I think we've discussed this before, and I think it's been on our TODO list for a while, but I think it would be advantageous if Expand() would expand from all pinned nodes in parallel and be able to do a "hash join" where the paths meet. this query seems like an ideal example. Expand should expand simultaneously from both pinned nodes and correlate where they meet rather than expand from one, prune, and then try to expand with the pruned set to the other pinned node. this would make the result order invariant and be smarter and better. Would be great to do. I don't know if we have the resources to do it. Would require some substantial re-engineering to intercept cases like this and pursue a different expand strategy.

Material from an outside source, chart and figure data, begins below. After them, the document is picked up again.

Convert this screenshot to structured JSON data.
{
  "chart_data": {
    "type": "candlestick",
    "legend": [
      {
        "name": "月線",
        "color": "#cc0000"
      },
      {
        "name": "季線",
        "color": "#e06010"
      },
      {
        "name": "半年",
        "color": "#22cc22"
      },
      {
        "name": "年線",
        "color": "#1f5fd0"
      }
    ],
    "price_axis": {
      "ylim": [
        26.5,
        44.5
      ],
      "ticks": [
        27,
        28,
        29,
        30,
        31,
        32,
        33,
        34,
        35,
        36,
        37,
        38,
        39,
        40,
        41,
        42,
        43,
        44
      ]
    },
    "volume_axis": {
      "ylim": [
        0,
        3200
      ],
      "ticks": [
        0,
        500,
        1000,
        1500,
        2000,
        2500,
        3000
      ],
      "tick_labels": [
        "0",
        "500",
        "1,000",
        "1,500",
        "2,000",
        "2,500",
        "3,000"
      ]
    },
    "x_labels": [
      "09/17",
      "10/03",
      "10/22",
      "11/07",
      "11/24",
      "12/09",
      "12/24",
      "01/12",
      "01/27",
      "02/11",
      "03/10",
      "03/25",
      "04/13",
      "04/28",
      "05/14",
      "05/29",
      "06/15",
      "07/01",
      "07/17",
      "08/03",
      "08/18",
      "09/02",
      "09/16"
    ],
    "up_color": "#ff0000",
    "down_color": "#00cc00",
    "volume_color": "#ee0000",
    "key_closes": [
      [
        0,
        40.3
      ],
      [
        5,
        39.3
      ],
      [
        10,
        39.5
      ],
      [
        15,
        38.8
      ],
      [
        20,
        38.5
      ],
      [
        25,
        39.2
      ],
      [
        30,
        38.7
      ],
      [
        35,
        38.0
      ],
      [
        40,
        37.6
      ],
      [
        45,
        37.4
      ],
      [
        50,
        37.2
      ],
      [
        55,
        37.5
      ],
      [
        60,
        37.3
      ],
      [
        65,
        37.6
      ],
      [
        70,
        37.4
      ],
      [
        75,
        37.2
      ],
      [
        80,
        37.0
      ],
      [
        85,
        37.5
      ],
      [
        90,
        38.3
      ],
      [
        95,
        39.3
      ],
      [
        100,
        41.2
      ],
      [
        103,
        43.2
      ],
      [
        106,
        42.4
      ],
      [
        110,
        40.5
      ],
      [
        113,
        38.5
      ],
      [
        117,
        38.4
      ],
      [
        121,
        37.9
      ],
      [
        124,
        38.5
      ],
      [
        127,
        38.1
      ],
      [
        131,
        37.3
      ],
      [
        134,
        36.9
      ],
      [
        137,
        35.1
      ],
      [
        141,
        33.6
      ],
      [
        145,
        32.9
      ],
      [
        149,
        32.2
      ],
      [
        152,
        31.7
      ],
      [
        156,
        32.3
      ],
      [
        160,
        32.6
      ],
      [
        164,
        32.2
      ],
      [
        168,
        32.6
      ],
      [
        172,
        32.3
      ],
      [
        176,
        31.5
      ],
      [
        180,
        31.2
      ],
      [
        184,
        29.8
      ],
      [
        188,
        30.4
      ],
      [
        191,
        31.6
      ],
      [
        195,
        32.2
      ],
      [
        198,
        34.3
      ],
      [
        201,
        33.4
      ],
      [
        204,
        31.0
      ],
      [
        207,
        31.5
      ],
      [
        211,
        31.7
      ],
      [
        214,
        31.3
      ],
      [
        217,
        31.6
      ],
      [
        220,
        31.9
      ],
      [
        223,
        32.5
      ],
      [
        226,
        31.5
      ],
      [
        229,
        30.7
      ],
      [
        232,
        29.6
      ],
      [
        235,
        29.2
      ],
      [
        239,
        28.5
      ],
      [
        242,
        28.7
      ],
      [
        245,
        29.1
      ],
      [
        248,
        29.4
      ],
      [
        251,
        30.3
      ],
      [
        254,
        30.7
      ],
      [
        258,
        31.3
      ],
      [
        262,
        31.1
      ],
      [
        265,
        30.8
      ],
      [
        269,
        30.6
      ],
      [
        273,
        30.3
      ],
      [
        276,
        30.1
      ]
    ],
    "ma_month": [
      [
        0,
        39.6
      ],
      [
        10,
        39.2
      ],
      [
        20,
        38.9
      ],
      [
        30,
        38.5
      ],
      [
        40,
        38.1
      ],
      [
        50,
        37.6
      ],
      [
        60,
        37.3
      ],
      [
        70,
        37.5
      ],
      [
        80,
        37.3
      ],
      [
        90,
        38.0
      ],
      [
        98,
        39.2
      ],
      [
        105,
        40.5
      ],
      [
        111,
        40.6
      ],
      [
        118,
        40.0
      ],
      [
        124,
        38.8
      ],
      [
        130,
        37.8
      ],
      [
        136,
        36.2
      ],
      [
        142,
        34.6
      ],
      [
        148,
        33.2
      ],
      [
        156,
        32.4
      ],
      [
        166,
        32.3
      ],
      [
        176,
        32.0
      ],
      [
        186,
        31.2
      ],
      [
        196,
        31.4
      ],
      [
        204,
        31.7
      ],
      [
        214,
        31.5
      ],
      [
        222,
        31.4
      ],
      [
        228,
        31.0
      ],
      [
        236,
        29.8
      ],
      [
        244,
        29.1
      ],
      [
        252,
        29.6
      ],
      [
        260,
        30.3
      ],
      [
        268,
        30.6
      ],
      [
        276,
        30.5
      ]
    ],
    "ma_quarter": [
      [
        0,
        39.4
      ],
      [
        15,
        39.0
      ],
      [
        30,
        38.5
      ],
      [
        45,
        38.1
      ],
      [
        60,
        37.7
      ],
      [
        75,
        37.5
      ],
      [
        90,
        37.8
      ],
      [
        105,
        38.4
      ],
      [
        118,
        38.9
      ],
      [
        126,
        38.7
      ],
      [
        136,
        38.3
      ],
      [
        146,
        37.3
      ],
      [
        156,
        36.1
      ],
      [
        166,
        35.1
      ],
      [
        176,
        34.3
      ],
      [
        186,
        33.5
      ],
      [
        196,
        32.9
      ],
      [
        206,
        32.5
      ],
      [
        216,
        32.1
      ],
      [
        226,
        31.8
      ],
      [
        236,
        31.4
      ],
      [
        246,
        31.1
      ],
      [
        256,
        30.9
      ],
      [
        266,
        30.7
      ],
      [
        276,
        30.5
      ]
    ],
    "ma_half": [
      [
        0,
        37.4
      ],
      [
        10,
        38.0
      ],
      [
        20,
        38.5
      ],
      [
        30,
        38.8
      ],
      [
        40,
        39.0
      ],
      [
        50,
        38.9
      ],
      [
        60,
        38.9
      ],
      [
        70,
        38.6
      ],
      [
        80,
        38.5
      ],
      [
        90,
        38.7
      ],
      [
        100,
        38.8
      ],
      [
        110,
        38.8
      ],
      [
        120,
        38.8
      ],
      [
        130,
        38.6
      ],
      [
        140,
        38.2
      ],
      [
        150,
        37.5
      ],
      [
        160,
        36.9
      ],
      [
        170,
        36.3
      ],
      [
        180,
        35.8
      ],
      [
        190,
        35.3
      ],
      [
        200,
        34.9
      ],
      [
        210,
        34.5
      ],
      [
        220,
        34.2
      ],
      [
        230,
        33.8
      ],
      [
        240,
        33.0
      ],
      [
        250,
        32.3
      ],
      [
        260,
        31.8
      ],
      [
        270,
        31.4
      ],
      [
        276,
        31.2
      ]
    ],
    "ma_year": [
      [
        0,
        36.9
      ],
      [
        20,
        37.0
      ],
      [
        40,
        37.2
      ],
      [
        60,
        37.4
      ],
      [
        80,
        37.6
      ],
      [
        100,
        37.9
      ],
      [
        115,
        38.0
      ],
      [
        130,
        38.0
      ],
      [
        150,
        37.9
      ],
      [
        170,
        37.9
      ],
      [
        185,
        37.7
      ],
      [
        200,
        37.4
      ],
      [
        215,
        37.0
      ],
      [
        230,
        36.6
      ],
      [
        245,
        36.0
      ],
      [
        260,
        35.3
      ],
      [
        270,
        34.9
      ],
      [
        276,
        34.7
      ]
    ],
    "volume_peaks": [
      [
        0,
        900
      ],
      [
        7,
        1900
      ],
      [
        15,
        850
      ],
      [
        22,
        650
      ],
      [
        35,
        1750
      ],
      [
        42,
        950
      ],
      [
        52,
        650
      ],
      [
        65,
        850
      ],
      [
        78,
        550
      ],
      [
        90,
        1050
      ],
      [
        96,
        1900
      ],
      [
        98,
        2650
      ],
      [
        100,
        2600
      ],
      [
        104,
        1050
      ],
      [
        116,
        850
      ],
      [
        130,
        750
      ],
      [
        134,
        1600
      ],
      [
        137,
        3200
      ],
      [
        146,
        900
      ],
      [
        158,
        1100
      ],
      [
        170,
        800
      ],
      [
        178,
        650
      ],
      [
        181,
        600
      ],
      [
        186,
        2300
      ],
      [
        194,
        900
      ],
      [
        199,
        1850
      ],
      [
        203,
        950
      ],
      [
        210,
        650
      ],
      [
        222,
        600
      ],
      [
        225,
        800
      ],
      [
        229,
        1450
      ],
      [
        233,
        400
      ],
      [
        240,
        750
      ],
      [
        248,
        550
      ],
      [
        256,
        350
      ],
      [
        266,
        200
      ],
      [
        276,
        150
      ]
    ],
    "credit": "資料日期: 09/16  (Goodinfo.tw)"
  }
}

amykglen commented 2 years ago

that does seem ideal to expand from all different pinned qnodes and meet in the middle, though would require some substantial reengineering like Eric mentioned. and also, for queries with more than 2 hops, we'd still likely have to do some pruning along the way due to combinatorial explosion.

however, I think the recent addition of the user-controlled pruning threshold likely worsened our responses for this kind of query - it used to be that for a query like this one, the prune threshold for the middle unpinned node would be auto-set to 5,000 (because the final hop is effectively doubly-pinned - a one-hop query with 5,000 curies on one end and 1 curie on the other can be answered pretty speedily). but now the pruning threshold always defaults to 50 via the UI, and it also looks like the UI doesn't let one enter a number for the prune threshold with more than 3 digits?

saramsey commented 2 years ago

it also looks like the UI doesn't let one enter a number for the prune threshold with more than 3 digits?

@amykglen thank you; would you mind submitting an issue report about that specifically, and maybe tagging Luis?

isbluis commented 2 years ago

Hi @saramsey and @amykglen . I've already made this update in my dev area; just pending a git commit.

https://arax.ncats.io/devLM/index.html

Will 5 digits be enough? I certainly don't want to allow super long values to be entered.

amykglen commented 2 years ago

yes, 5 digits should be plenty! thanks, @isbluis

rcpeene commented 2 years ago

After a lot of drawing graph diagrams and testing code, I have implemented a module which does the first essential part of the process @edeutsch mentioned above. graph_splitter.py was pushed to branch issue1827. I also added demographs.py, which has a list of query graphs that may be used as test cases for this module. Currently, this module is capable of taking in a query graph as input and returning a list of query graph 'fragments' which have at least one pinned node and share at least one unpinned node with at least one other fragment. In this way, these fragments could be expanded in parallel and then hash joined into the complete resulting knowledge graph after being expanded. I believe @amykglen plans to look at it at some point and identify where/how this would be implemented into expand.

rcpeene commented 2 years ago

Additional note. I took measures to make the fragmentation process 'deterministic'. In other words, if you fragment the same query graph multiple times it should result in the same fragments. (Though it pains me to say that I could not tell you the exact fragmentation pattern that a given graph will have ahead of time.)